Expats Investing In New Areas In UK Property Market

There is mounting evidence that expats are taking advantage of the weakness of the pound to invest in the UK market and that increasingly they are investing outside London and the South East.

New research from Liquid Expat Mortgages indicates that there has been a 20% year on year increase in expats and foreign nationals within UAE investing in UK property.

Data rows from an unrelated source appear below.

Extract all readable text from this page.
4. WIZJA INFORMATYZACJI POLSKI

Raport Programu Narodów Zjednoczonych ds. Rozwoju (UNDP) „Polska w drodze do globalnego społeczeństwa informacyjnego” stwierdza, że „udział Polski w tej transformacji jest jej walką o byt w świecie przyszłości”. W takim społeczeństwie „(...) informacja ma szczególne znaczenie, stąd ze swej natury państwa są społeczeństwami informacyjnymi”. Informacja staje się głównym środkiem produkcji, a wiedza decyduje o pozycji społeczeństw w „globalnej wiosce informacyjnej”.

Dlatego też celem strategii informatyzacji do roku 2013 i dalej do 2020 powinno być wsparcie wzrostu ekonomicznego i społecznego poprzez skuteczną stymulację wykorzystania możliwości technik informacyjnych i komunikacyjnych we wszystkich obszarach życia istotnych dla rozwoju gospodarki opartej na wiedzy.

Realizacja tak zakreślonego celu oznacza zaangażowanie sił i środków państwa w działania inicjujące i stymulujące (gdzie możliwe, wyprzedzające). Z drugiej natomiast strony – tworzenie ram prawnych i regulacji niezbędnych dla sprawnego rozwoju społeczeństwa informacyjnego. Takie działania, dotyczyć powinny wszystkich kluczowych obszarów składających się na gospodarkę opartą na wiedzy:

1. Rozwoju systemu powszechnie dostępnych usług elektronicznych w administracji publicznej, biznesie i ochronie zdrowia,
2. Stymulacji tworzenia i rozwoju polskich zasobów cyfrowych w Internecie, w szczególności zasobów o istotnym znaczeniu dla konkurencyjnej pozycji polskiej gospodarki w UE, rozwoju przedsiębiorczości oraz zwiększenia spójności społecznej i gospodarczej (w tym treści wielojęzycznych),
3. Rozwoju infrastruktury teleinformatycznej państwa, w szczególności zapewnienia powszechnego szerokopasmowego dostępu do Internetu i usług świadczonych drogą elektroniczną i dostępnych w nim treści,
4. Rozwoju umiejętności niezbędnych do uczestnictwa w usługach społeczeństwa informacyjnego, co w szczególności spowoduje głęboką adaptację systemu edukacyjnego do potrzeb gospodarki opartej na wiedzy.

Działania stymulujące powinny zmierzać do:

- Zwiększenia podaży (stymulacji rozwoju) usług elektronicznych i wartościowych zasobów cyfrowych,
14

The investment are in buy-to-lets and first, or second homes.

Manchester is popular with 60% opting to buy there, while 25% choose Birmingham.  London meanwhile with high prices and poor rental yields has seen a 60% drop in buyers compared with other regions of the UK.

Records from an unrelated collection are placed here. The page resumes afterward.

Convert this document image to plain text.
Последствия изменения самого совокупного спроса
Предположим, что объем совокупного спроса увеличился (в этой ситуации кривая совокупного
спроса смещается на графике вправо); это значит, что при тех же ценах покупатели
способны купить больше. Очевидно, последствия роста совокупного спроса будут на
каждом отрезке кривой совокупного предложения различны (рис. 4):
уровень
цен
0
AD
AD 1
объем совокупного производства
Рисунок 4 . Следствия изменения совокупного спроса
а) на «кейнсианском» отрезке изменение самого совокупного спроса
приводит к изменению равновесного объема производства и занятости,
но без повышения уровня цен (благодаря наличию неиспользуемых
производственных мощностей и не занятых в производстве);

Liquid Expat Mortgage point to the fall in property prices in real terms in the UK compared with a decade ago and the North/South divide*. In London, the average property value has risen by nearly 70% in 10 years, whereas in Northern Ireland it has fallen by more than 40%. (*Source: Office of National Statistics 2017).

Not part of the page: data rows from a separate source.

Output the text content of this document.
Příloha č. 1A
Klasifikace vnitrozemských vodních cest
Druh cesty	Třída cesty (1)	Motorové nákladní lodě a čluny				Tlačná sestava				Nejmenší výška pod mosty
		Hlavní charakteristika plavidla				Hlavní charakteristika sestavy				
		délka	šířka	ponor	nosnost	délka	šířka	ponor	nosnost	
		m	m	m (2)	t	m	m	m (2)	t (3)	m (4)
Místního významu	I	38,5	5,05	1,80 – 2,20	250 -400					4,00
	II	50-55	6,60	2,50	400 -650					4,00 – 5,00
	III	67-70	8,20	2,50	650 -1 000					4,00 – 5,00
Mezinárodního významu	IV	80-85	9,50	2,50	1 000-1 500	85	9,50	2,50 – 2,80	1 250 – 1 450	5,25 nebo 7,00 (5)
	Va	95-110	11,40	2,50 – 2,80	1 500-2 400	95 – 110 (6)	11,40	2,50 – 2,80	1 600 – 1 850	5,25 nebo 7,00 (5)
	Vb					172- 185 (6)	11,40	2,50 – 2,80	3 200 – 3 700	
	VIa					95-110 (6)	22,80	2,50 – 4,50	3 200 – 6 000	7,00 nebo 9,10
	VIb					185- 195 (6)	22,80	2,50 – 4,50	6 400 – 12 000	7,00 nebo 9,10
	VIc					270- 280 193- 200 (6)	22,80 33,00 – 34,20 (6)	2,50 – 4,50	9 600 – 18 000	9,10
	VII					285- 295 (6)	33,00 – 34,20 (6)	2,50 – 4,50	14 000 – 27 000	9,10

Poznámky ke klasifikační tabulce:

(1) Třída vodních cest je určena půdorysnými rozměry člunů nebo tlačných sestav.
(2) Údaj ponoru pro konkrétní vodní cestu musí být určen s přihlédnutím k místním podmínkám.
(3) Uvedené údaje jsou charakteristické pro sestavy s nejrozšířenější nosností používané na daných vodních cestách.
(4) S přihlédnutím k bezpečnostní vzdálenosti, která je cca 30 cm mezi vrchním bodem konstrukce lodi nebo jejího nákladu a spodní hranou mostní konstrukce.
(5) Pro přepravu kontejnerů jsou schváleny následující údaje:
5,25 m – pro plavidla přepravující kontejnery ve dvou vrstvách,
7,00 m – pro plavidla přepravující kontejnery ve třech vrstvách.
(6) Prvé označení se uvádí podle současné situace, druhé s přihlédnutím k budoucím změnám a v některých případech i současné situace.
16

In a recent article in The Sunday Times, Hugh Graham wrote:

‘The downward spiral of the pound may be a thorn in the side of British holidaymakers, but it’s blooming good news for UK nationals who live abroad, earn in foreign currency and are snapping up their forever England home now.’

The Sunday Times quotes Charlie Taylor, head of Knight Frank estate agency’s Bath office who says that overseas buyers accounted for 23% of sales of country houses above £2m in the southwest in the year from June 2016.  The weak pound has offset the increases in stamp duty.

This article says that ‘anecdotes are backed up by the data’ and points out that ‘the number of people buying in the UK from abroad has risen from 2.9% in the second quarter of 2016 to 4.1% in the same period this year, according to Strutt & Parker’.


Skipton International bank reports that the number of inquiries for buy-to-let mortgages from British expats investing in the UK has soared since last year.  In the first five months of 2017, there was a 162% rise in interest from expats in Hong Kong, 115% from Singapore and 124% from the United Arab Emirates.

Stuart Marshall, Managing Director believes that the protections offered by legislation in the UK to property buyers and the straight forward process is a factor.  Investment by overseas buyers is no longer the preserve of the wealthy:

“Over recent years, there are many teachers, nurses, IT workers who have been turned away from UK mortgage companies and have found it unaffordable to use brokers in UAE, as the deposits and interest rates are much higher.

“Now, expats and foreign nationals can easily buy in the UK, as there is a wide choice of mortgages on offer. Many are choosing to buy property in the cities and towns in what is known as the Northern Powerhouse, as they offer the best investment opportunities in buy-to-let, with rental yields of 7.08% in Salford, 5.96% in Leeds and 5.79% in Manchester. (Source: Kufflink 2017). In fact, Manchester, the unofficial home of the Northern Powerhouse, sits in the Top 10 buy-to-let postcodes in the UK, with rental price growth of 7.53% and yields of 6.11%. (Source: LendInvest 2017).

“There has never been a better time to buy a property in the UK.  The average house price has fallen compared with a decade ago and interest rates are at an all-time low, despite the recent rate rises.”